The Pros and Cons of Collaborative Data Modeling

In the field of analytics – as in life – there are often multiple ways to come up with a solution to a problem. Since the types of business problems companies attempt to solve in today’s fast-paced and increasingly complex business environment are often multi-layered and difficult to crack, brainstorming can frequently deliver the best set of options for tackling even the most vexing issues.

Just as shrewd business leaders have come to rely on the collective intelligence and experience of their top lieutenants for effective decision making, so too are enterprise analytics teams increasingly relying upon collaborative approaches to problem solving.

In its Gartner Predicts 2012 research reports, the research firm says organizations will increasingly include the vast amounts of data from social networking sites in their decision-making processes. However, Gartner also says that over half of the investments made by companies in analytics tools will be wasted, because of cultural immaturity, a lack of required skills and inappropriate training levels.

In a Spotfire blog post from earlier this year, we also talked about the benefits of drawing upon the collective wisdom of a group by crowdsourcing analytics . One such forum is Kaggle, an online platform for predictive modeling competitions. Platforms such as Kaggle are making it possible for data scientists to come together on a wide variety of data modeling exercises.

As described on its web site, Kaggle offers companies a cost-effective way to harness the “cognitive surplus” of the world’s best data scientists. For instance, Kaggle recently fielded a competition with a prize pool of $10,000 for teams of data scientists to accurately predict market responses to large trades.

Nonetheless, collaborative data modeling can also be fraught with challenges, as noted in an article on the topic by Ventana Research Vice President and Research Director David Menninger (@dmenningervr). Some approaches to collaboration have centered on the use of social media tools. But as Menninger argues, while social media can be a vehicle for supporting conversations between people, data modeling is a considerably more complex exercise that requires workflow techniques and approval processes. These are important factors for decision makers to take into account.

Still, some online communities that have cropped up have shown promise for new approaches to collaborative data modeling. For example, Cross Validated is a free, community-driven Q&A forum for statisticians, data analysts, data miners, and data visualization experts.

Some straightforward programmer-type questions such as “Does anyone know a way to segment words into syllables using R?” are fairly easy to answer in a Q&A forum such as Cross Validated. But other problems are likely to generate a variety of opinions where there isn’t necessarily a single valid answer. For instance, “What should k be in a k-fold cross validation?” Under these circumstances, disagreements between community members are likely to break out as to whether cross-validation works.
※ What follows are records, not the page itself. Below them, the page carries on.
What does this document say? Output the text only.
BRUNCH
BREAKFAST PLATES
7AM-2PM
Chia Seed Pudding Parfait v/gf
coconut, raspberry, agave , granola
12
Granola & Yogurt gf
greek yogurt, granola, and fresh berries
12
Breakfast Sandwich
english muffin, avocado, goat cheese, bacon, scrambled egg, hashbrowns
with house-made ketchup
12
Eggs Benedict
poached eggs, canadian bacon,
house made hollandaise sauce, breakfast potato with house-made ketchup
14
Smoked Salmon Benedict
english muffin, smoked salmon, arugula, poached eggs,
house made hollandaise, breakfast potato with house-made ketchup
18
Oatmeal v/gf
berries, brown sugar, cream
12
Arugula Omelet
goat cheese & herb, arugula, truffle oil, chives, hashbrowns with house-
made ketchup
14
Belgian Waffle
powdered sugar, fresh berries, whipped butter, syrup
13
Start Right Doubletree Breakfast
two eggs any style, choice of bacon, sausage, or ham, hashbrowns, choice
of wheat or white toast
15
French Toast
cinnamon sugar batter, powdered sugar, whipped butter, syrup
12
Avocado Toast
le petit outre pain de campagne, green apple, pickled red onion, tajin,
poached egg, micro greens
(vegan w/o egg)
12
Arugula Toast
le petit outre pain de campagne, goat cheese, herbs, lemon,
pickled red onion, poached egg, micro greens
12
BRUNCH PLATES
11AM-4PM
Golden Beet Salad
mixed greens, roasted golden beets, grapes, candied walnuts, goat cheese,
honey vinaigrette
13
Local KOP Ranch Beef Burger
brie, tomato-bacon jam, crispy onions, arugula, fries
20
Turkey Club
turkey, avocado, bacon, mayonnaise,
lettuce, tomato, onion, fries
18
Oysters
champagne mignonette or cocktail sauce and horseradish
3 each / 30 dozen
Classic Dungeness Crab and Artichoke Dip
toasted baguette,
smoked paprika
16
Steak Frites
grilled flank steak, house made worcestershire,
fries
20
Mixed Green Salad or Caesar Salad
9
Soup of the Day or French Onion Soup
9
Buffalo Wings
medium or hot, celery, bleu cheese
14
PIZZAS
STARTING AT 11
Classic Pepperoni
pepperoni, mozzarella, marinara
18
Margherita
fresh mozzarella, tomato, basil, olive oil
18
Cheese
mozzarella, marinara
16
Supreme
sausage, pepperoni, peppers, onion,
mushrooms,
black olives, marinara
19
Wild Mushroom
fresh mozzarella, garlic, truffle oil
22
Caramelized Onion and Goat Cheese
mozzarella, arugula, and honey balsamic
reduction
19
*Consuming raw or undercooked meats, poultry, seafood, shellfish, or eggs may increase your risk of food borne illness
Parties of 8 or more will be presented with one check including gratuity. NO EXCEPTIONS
Participants and visitors can view the hottest threads based on votes or views, such as the best method to visualize large interaction between two factors. Another popular thread asks participants to name the most famous statisticians and what it is that made them famous.

More of these types of communities will continue to populate, creating additional opportunities for companies of all sizes to leverage the collective wisdom of the crowd. And while many of these sites aren’t perfect, they offer data scientists a terrific chance to connect with each other across all corners of the globe to brainstorm on approaches to tackling vexing problems.